Le Grillon bis

Les deux Lézards d'Antoine Houdar de la Motte

Antoine Houdar de la MotteLa morale de la fable de Florian Le Grillon : « Pour vivre heureux, vivons cachés » est abondamment citée et souvent attribuée à La Fontaine.
Mais rendons à César ce qui appartient à Houdard, car Florian pour le Grillon, s’est inspiré du rival autoproclamé de la Fontaine, Antoine Houdard de la Motte (1672-1731).
Il inventait les thèmes de ses fables en nous faisant une description assez détaillée de son époque. Comme pour défier son illustre prédécesseur, il inventa les « 
fables nouvelles » en 1719.

La fable, qui inspira Florian, s’intitule : « Les deux Lézards ».
Je vous en donne la primeur.

 

Fables nouvellesAu coin d'un bois, le long d'une muraille,
Deux lézards, bons amis, conversaient au soleil.
Que notre état est mince ! En est-il un pareil ? 
Dit l'un.
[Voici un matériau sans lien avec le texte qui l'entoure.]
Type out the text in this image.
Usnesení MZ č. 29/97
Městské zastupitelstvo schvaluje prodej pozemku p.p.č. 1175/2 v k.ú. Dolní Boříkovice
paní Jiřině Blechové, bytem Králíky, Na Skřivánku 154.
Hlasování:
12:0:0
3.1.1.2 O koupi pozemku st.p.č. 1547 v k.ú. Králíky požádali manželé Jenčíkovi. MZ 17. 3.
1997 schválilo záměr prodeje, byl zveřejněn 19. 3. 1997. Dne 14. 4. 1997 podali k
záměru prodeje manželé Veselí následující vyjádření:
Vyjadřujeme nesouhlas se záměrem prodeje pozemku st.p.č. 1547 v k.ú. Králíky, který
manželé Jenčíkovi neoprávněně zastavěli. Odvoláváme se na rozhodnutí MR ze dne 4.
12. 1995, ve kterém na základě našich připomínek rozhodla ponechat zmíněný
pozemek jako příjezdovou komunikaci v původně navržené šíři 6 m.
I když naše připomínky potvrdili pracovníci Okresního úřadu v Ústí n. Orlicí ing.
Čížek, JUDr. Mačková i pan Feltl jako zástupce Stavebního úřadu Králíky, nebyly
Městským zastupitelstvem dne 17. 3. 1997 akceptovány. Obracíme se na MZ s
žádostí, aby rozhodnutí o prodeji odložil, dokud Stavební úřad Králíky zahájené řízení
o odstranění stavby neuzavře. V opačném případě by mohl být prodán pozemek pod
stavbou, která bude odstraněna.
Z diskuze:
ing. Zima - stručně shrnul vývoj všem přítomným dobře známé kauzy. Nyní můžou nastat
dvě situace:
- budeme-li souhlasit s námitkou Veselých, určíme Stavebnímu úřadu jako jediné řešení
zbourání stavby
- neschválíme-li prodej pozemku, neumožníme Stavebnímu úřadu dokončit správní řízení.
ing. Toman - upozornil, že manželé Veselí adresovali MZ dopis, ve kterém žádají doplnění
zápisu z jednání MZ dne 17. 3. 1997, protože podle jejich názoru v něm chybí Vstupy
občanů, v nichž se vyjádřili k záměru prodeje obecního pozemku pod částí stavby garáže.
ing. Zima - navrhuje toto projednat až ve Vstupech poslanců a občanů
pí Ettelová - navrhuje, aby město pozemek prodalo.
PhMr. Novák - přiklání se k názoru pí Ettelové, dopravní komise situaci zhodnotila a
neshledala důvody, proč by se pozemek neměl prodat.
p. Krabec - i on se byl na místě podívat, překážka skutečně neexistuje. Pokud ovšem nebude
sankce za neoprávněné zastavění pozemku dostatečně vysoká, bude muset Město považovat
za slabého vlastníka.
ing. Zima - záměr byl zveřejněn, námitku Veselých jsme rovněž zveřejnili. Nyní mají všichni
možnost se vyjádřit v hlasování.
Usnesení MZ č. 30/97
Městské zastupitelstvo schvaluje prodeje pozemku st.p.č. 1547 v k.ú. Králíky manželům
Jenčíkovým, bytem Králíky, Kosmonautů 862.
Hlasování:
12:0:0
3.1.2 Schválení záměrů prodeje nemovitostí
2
Nous respirons ici vaille que vaille ;
Et puis c'est tout; à peine le sait-on, 
Nul rang, nulle distinction. 
Que maudit soit le sort de m'avoir fait reptile. 
Encor, si comme on dit que l'on en trouve ailleurs, 
Il m'eût fait gros lézard, et nommé crocodile, 
J'aurais ma bonne part d'honneurs :
Je ferais revenir la mode 
Du temps où sur le Nil l'homme prenait sa loi ; 
Encensé comme une pagode 
Je tiendrais bien mon quant à moi. 
Bon, dit l'ami sensé; quel regret est le vôtre ? 
Comptez-vous donc pour rien de vivre sans souci ? 
L'air, la campagne, l'eau, le soleil, tout est nôtre: 
Jouissons-en, rien ne nous trouble ici. 
Mais l'homme nous méprise: en voilà bien d'une autre. 
Ne saurions-nous le mépriser aussi ? 
Que vous avez l'âme petite,  Dit le reptile ambitieux ! 
Non, mon obscurité m'irrite, et je voudrais attirer tous les yeux. 
Ah ! Que j'envie au cerf cette taille hautaine, 
Et ce bois menaçant qui doit tout effrayer ! 
Je l'ai vu se mirer tantôt dans la fontaine,
Et cent fois de dépit j'ai pensé m'y noyer. 
Il est interrompu par un grand bruit de chasse ; 
Et bientôt le cerf relancé 
Tombe près d'eux, et pleurant sa disgrâce, 
Céde aux chiens dont il est pressé. 
Au bruit d'un cor perçant, tout court à la curée ; 
Ni meute, ni chasseur ne songent au lézard ;
Mais la bête superbe à la meute est livrée ; 
Brifaut, gersaut, miraut, chacun en prend sa part.
Après sa sanglante aventure, 
Fait-il bon être cerf, dit l'ami sage ?
Hélas !  Dit le fou détrompé; vive la vie obscure. 
Petits, les grands périls ne nous regardent pas.

Brifaut, gersaut, miraut  – ce sont tous trois des noms donné à des chiens de chasse.